Vesty leads Tigers into their fifth final in a row

Leicester 24 Bath 10: Bath blitzed as Leicester stay on course for a domestic and European double

You had to feel sorry for the poor Leicester faithful. Perhaps they stopped off at the ticket office on their way out to ask for a refund. There was no penalty shoot-out in this week's semi-final; no repeat of the last minute match-winning score that settled a Heineken Cup quarter-final against Bath here four weeks ago. Just a boring, bog-standard 14-point victory that took Richard Cockerill's Tigers into – yawn, yawn – another final, keeping them on course for a European Cup and domestic championship double.

On this occasion, Leicester were home and hosed with 11 minutes left on the clock. That was when Julien Dupuy – the French sniper of a scrum-half whose 80th-minute dart had delivered the knock-out blow to Bath in the Heineken Cup match – converted a try by that crazy old war horse Lewis Moody to put Cockerill's men effectively out of reach.
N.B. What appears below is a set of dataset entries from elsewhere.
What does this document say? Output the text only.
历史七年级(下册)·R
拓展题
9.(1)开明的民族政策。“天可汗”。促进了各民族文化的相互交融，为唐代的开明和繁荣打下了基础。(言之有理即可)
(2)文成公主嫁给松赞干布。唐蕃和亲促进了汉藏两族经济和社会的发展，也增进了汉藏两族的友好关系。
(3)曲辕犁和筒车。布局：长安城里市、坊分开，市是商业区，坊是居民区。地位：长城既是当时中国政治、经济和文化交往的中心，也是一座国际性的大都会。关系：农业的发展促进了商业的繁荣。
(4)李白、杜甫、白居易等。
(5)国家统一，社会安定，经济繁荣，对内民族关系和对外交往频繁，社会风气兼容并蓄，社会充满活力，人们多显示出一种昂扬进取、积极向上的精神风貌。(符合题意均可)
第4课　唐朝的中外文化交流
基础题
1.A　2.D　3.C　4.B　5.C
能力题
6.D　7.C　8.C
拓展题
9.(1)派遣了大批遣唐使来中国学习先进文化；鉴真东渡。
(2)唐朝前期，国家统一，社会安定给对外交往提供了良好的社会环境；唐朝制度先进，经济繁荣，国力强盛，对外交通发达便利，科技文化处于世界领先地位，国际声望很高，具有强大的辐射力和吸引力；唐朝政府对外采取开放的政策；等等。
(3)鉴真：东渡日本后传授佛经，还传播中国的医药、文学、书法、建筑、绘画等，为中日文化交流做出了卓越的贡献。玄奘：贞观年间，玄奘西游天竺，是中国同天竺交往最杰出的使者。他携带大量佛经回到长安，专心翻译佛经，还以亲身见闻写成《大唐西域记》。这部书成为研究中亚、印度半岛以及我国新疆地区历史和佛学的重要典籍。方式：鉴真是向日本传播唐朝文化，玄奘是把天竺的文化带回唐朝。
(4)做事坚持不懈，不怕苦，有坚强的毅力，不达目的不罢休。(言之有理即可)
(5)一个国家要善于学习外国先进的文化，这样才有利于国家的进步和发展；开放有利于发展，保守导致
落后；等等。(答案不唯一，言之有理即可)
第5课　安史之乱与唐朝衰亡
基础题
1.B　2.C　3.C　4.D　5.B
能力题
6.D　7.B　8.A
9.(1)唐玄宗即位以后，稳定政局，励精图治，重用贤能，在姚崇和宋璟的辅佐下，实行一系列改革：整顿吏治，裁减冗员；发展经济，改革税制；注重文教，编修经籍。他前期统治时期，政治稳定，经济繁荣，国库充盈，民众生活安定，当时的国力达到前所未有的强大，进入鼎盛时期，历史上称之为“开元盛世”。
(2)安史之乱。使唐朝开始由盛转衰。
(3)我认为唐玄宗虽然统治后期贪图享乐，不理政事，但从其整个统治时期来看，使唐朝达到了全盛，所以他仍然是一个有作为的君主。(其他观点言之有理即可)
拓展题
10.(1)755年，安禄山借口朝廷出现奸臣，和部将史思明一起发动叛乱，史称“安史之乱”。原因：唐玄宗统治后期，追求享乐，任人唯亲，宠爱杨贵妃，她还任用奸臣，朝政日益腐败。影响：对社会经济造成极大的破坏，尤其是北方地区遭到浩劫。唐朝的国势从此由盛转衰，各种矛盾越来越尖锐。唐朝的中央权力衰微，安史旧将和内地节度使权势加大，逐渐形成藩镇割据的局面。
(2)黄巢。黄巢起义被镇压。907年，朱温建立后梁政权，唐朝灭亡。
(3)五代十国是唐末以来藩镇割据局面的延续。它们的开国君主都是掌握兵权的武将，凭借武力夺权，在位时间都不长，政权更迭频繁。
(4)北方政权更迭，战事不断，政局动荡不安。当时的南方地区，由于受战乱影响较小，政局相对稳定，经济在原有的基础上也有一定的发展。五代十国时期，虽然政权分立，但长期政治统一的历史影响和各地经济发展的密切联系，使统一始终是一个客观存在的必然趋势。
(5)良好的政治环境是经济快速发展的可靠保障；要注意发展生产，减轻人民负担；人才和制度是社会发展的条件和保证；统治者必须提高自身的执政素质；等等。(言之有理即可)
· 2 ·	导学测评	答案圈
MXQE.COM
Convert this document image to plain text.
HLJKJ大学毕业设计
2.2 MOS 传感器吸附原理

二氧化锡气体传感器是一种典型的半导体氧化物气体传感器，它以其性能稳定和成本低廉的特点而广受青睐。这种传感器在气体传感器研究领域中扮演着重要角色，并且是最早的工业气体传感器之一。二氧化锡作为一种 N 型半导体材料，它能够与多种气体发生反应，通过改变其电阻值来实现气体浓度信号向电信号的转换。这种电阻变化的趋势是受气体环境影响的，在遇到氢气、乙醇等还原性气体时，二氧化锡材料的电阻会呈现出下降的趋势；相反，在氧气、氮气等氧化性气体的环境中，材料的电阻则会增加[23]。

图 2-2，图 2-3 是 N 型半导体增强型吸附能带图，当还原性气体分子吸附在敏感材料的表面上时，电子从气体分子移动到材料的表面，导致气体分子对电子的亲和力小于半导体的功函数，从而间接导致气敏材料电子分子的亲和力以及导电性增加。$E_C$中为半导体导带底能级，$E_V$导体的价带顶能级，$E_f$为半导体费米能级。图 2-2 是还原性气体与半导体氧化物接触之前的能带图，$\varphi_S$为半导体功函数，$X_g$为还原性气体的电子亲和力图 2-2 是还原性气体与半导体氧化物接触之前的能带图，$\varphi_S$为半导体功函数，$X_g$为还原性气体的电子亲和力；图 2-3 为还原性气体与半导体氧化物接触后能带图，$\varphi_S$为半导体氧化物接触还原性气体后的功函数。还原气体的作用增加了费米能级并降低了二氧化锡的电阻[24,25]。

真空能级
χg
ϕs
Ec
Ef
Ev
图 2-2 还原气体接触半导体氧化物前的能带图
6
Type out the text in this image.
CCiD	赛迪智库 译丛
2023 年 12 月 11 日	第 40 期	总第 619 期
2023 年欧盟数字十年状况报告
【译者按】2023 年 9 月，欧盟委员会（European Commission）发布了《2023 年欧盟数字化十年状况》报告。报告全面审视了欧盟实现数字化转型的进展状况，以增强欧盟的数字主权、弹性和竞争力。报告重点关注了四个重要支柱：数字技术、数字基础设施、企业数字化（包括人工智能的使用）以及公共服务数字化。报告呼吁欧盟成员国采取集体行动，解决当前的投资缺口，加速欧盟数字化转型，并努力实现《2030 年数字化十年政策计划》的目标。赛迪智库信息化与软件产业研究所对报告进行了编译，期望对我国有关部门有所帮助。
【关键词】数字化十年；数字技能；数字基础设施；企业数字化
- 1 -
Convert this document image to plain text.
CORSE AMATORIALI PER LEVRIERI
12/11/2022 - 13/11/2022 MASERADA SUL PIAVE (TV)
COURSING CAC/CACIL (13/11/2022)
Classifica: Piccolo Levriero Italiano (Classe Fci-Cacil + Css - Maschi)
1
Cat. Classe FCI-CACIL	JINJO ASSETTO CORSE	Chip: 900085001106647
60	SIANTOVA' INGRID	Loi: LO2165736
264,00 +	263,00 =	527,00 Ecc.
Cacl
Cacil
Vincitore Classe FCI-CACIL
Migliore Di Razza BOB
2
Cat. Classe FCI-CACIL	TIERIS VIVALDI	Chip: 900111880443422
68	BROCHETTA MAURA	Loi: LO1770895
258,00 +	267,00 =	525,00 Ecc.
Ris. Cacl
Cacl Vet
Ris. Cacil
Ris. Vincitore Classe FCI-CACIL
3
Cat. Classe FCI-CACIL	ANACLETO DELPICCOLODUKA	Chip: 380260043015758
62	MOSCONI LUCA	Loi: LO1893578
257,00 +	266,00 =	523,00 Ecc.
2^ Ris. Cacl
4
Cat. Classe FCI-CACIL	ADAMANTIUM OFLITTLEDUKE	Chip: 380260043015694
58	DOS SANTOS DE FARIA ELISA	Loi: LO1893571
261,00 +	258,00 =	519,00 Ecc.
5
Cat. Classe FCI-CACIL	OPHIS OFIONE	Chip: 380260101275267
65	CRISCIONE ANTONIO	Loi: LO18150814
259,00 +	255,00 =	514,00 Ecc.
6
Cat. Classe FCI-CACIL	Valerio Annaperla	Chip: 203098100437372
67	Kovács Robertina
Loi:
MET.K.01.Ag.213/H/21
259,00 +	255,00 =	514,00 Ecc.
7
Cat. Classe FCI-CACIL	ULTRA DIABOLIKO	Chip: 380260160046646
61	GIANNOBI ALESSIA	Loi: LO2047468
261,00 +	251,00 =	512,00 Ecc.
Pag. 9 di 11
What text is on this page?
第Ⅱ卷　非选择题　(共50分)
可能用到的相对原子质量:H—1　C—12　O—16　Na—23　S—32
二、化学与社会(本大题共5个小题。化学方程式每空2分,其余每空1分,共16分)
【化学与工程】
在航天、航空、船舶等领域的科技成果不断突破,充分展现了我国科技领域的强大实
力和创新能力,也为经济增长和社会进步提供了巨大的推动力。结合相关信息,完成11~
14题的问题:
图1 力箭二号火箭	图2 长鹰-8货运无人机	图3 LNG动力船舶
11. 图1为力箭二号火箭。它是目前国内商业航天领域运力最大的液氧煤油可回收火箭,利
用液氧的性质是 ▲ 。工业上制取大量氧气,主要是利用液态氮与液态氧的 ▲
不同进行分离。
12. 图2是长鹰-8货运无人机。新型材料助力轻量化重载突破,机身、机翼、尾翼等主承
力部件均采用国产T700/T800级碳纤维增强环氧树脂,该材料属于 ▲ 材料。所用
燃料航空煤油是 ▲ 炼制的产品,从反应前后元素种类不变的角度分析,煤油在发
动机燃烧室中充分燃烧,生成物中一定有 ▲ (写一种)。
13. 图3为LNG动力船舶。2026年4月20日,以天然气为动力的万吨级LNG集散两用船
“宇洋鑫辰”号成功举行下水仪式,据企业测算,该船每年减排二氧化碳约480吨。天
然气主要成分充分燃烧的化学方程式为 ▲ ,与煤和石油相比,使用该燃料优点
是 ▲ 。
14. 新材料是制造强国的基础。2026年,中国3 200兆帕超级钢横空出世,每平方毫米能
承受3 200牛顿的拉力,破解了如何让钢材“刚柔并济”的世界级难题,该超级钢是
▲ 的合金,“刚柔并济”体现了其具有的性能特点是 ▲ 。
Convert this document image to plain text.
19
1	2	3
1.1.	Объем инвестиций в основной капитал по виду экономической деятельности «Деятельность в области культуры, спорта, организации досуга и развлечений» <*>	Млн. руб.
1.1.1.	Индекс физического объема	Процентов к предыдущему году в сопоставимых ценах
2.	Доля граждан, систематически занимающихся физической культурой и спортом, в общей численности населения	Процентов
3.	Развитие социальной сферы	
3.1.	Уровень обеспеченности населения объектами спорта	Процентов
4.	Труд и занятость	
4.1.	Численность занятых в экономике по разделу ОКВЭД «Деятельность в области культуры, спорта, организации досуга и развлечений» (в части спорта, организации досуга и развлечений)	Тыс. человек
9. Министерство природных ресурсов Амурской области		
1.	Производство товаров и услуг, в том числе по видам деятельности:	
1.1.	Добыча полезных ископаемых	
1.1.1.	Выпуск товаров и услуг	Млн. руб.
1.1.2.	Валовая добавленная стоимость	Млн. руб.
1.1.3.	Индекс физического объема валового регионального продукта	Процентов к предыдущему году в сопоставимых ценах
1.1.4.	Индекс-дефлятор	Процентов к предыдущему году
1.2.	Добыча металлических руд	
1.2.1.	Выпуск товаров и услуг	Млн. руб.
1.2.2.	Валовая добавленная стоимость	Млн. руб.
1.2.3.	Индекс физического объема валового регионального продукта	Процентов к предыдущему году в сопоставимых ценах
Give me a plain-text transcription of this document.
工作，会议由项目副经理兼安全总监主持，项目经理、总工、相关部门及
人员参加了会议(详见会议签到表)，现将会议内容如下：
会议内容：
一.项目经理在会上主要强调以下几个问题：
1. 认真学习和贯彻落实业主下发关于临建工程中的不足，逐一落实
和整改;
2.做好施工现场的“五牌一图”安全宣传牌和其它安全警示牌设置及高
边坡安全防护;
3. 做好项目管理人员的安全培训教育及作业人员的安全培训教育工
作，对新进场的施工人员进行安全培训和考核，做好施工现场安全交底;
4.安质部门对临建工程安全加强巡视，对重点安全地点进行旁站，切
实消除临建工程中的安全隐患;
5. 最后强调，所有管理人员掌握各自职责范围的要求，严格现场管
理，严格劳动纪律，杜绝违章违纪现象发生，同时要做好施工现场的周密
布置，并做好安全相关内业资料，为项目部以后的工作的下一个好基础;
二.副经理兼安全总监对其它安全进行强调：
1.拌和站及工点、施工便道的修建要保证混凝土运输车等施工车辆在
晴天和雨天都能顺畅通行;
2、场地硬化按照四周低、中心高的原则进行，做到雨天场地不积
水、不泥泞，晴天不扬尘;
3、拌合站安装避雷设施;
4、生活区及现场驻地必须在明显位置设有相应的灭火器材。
For Moody, on the field as a replacement for just three minutes and only two weeks into a comeback from a broken ankle, it was a happy return to scoring form. For another Leicester and England back-row veteran, though, it was "thank you and goodnight". Back in training after suspension and knee ligament trouble, but unable to fight his way into the Tigers' selection frame, Martin Corry thanked the Leicester fans on a lap of honour, then announced that – as had long been expected – he would be hanging up his boots at the season's end.

"If someone is more injured than I am, I'm still in the mix," the 35-year-old former England captain said, with reference to the two finals his club face in the next fortnight. "But the body has said, 'That's it.' It's an easy decision to make."

For Cockerill, with Tom Croft accommodated in the second row and Moody pushing to get back into the mix, there are simply no back-row openings. "Who do you leave out?" Leicester's coach asked. He did so rhetorically.

The questions asked of his side by Bath were of a similar vein. Steve Meehan's men clawed their way back to within seven points before Moody's try, but the outcome never looked to be in serious doubt. Six days on from their extra-time Heineken Cup marathon against the Cardiff Blues, the Tigers had more than enough in their tank to secure a fifth successive appearance in the Premiership final. Prompted by Sam Vesty at outside-half and inspired by their captain and full-back, Geordan Murphy, they could have blitzed Bath by half-time.

"The start was really important for us," Cockerill said. "There was a bit of motivation from their camp saying earlier in the week that they'd come here and run us off our feet."

Leicester fielded 14 of the XV who started at the Millennium Stadium but they were up and running from the start, despite the late disruption of Aaron Mauger's failure to negotiate a fitness test (prompting a shift from outside to inside centre for Dan Hipkiss and a call up for Ayoola Erinle). It was Hipkiss who made the first breakthrough, wriggling over to the left of the posts in the 16th minute. Dupuy converted and would have had another midway through the first half had Shontayne Hape not denied Johne Murphy in the right corner with a finger-tip touch after a brilliantly instinctive hack up-field by Vesty.

Bath were unable to bottle another piece of Vesty brilliance when the outside-half seized a pass from Dupuy from afive-metre scrum on the right and burst through the defensive line. His half-back partner converted, something Ryan Davis was unable to do from out wide after first Michael Claassens and then Stuart Hooper crossed the line for Bath.

At the other end, Dupuy had added a penalty. All it needed was for the Tigers to get their tails up one more time and they did so with 11 minutes on the clock. Geordan Murphy aimed a grubber into the left-hand corner and after Nick Abendanon had taken out Johne Murphy with what looked to be a blatant trip, Moody pounced to apply the scoring touch. The crowd were celebrating long before Vesty lined up a last-minute drop at goal. It drifted wide, but that was an affordable luxury for Leicester yesterday.

Leicester: G Murphy (capt; T Varndell, 77); S Hamilton, A Erinle (M Smith, 75), D Hipkiss, J Murphy; S Vesty, J Dupuy (H Ellis, 72); M Ayerza, G Chuter (B Kayser, 58), M Castrogiovanni (J White, 61), T Croft (M Wentzel, 44-57), B Kay, C Newby (M Wentzel, 78), J Crane, B Woods (L Moody, 66).

Bath: N Abendanon (S Berne, 78); J Maddock, A Crockett (capt; A Higgins, 78), S Hape, M Banahan; R Davis, M Claassens (S Bemand, 72); D Flatman (D Barnes, 64), L Mears ( P Dixon, 64), D Bell, J Harrison, P Short, A Beattie, S Hooper, J Scaysbrook.

Referee: D Pearson (Northumberland).